She doesn’t have a boyfriend and doesn’t want one, either (thank goodness). Yet she’s engrossed with the animated romances she sees on the big screen — that is, the ones that depict love in a fairy tale fashion. You know: Beauty and the Beast, Frozen and the like.
When the credits roll, you can almost see her heart melt as she discusses Anna and Kristoff or Rapunzel and Flynn or other famous make-believe couples. And it’s often accompanied by a dreamy-eyed “awwwwww.”
Thankfully, her current “knight in shining armor” is me, but the day is coming when she will catch the eye of a boy. And then a young man. And by then, her idea of romance will move beyond Disney cartoons. And if she’s influenced by the culture, that could be a concern. Why? Because society’s definition of romance is anything but biblical.

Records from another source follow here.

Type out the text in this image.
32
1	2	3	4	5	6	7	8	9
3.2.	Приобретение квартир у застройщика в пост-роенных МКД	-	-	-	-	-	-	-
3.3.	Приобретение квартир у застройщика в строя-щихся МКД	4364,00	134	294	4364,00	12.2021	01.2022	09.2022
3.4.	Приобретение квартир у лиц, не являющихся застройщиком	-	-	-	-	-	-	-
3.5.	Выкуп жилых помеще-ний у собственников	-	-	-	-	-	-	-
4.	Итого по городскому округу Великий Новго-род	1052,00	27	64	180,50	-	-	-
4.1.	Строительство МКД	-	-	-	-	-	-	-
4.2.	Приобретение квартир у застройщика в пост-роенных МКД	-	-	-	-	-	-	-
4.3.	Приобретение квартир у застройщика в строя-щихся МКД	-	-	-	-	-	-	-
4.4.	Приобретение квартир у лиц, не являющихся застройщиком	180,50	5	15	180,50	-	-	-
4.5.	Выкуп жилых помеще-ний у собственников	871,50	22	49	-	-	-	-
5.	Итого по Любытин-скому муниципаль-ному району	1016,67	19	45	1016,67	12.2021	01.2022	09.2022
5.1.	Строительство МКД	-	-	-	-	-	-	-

Take a look at the top-grossing romantic drama movies of all time. Titanic — a film full of stuff our grandparents would have called “scandalous” — is No. 1. Pearl Harbor — which has similar themes — is No. 2. The soft porn Fifty Shades trilogy ranks 4, 11 and 13. The Top 10 list of romantic comedies isn’t much better, littered with titles such as Sex and the City and Knocked Up.
If your daughter or my daughter are to grow up with positive romantic stories — that is, stories worth emulating — then it’s up to us, the parents. The Bible is full of such romances (Boaz and Ruth) and television has a few good ones, too (example: When Calls The Heart). There are even a handful of theatrical movies that are appropriate for teens (try Forever My Girl or Old Fashioned).
But for my daughter, I wanted to start closer to home. I wanted her to know about how Mommy and Daddy met. Thus, on a recent date night to McDonald’s, I gave her an abridged version of our courtship. Perhaps it wasn’t as exciting as an Amish romance novel, but I did elicit a few squeals — and an “awwwwww,” too.